# Dakar Rally '06 X-Trail



## Terranismo (Aug 31, 2004)

After reading the thread over at the Aussie forum (BTW Jalal I don't remember my password there, any help?), I followed the links to both pics shown:


















Some people saw the specification sheet which listed this X-Trail as having a VQ35DE engine. After reading the full sheet and examining the picture I can tell you guys, that the "Super Production" vehicle is NOT a X-Trail.

It is in fact a R50 Pathfinder/Terrano (ran in previous years) with the hood and front lights of a T-30 X-Trail blended in. The most obvious points that show it to be a R50 in disguise are the door handles, window and windshield shapes, rear view mirrors, and the spec sheet which shows it as having a live rear axle.

Jalal feel free to post this at your forum.


----------



## aussietrail (Sep 24, 2004)

Hey Terranismo, long time no see 

They had BOTH The Pathfinder Terrano and the X-Trail in this race and this spec sheet proves it.

http://img132.imagevenue.com/img.php?loc=loc24&image=73a44_X_trail_specs.JPG

The specs are different slightly between the two cars that have taken part in this race.

P.S. Regarding the lost password, go HERE and type in your username and the system will send you an email to the email address you have registered with (provided it is still active)


----------



## Terranismo (Aug 31, 2004)

Jalal, the truck in the pictures is NOT a X-Trail. Look at the doors and particularly at the door handles. The most obvious is the one in the back door, which is located in the door pillar. The front bumper is also a R-50 Pathfinder/Terrano unit modified to accept the X-Trail front grille and lights. Read the spec sheet carefully and you'll notice the following:










The front/rear suspension and steering system are not the same as the X. Furthermore it has a part/time 4WD system and a ladder chasis. Remember it's a production based class, so it does not make sense that the T-30 chasis was modified that way.


----------



## aussietrail (Sep 24, 2004)

Terranismo,

I'm not saying that they have used a T30 in this race, but they did state that the "X-Trail" they have used was heavily modified; this includes body, engine and chassis to make it suitable for such an adventure.

If the above means that they have only used the front grill and headlights from a T30, so be it LOL In any case it has participated in Dakar 2006 under an official brand name of *X-TRAIL* and this what matters 

I don't think any candid tactics were used here by Nissan, so am just happy that an X-Trail (or part of it) was there. hehehe


----------



## ron519098 (May 4, 2005)

If you look at Nissan's official Paris Dakar site here it makes no mention of the X-Trail competing in this year's event.


----------



## aussietrail (Sep 24, 2004)

ron519098 said:


> If you look at Nissan's official Paris Dakar site here it makes no mention of the X-Trail competing in this year's event.

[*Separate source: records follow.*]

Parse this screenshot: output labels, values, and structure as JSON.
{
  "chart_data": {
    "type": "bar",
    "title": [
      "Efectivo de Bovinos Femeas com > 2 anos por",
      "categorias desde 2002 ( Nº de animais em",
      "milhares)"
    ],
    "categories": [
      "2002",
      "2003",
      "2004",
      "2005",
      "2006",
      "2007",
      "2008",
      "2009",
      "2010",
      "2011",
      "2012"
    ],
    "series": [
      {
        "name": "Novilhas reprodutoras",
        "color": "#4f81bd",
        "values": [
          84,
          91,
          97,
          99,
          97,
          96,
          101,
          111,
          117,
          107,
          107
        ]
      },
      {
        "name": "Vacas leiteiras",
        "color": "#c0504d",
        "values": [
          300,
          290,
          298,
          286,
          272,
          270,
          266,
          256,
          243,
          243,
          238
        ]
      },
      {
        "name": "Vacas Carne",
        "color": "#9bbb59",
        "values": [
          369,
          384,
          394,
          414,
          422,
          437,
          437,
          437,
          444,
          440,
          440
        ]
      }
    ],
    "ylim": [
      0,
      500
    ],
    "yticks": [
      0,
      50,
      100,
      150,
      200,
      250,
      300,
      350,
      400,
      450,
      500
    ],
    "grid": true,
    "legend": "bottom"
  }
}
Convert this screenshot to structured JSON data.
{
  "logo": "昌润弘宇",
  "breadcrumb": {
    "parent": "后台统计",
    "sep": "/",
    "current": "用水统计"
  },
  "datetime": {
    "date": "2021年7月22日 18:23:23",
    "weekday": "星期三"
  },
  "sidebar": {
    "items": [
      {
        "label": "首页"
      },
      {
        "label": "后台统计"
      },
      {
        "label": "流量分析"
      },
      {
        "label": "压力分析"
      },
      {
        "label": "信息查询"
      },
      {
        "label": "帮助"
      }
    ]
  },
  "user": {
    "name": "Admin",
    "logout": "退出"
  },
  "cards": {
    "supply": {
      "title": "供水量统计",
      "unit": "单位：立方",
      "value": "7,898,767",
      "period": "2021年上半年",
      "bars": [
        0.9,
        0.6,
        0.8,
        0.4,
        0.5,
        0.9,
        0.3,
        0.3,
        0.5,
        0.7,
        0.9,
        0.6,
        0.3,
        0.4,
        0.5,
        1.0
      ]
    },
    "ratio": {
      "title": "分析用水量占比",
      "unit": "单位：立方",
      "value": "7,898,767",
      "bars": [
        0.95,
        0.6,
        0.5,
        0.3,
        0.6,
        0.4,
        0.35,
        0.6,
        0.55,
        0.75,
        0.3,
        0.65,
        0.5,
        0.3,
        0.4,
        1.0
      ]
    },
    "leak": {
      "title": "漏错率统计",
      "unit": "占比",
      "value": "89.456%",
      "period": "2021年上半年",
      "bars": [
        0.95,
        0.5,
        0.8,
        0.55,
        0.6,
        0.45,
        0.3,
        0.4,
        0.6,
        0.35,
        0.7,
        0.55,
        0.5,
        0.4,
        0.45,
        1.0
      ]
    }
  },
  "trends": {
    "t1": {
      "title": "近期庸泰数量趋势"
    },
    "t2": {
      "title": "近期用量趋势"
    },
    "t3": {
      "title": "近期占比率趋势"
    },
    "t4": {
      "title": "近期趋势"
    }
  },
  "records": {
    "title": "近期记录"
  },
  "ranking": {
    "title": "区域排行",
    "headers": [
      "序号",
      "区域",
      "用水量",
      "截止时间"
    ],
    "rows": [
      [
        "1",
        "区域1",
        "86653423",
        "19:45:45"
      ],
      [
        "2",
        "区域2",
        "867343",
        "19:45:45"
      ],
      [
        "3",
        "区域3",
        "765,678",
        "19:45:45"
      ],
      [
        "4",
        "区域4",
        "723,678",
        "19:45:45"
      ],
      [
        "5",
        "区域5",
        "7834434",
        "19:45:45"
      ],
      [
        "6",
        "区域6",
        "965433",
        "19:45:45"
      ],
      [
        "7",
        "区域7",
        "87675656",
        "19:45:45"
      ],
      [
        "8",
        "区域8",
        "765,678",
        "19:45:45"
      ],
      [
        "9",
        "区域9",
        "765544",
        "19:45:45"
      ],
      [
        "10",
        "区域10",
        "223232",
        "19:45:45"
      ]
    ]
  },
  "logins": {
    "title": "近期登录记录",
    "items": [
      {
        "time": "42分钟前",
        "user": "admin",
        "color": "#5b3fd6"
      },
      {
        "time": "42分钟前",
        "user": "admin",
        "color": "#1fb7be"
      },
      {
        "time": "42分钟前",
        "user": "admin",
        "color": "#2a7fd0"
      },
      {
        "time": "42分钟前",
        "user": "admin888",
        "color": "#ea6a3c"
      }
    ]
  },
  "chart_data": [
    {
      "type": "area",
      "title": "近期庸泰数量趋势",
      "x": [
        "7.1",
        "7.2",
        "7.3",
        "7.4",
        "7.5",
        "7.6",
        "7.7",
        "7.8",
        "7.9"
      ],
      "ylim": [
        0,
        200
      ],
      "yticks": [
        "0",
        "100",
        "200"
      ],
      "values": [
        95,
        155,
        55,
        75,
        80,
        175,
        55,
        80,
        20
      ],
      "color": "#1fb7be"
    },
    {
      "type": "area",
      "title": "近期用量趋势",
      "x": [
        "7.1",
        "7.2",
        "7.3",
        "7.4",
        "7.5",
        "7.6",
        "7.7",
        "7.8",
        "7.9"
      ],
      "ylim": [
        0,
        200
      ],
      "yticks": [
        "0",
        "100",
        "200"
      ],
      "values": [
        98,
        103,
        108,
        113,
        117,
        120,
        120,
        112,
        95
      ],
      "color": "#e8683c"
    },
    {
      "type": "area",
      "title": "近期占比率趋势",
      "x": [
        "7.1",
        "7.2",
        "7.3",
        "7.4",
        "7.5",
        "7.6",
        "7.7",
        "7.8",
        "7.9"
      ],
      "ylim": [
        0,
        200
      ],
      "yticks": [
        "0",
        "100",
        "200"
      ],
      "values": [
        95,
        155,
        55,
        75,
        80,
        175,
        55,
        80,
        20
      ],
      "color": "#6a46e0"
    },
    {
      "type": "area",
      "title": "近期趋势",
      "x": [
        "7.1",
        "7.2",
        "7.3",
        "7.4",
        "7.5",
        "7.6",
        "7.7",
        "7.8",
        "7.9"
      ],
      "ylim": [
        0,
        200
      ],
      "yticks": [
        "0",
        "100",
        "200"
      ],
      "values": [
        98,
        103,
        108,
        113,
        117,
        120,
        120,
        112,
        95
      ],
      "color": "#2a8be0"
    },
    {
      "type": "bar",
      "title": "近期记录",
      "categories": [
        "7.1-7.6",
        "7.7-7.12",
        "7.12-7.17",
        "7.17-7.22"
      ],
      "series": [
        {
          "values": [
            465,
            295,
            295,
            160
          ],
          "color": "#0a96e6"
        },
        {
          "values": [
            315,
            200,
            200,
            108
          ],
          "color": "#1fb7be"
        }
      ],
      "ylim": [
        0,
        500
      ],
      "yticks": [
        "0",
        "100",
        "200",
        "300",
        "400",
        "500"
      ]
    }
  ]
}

Strange indeed, because team #329 (which is Team X-Trail) is mentioned in the overall results page HERE on the website you mentioned and Team Number 329 profile as per the Official Dakar 2006 website is this:





I would be pretty pissed off with Nissan if I was the one being left out from the Nissan driving team, especially after claiming position #21 overall


----------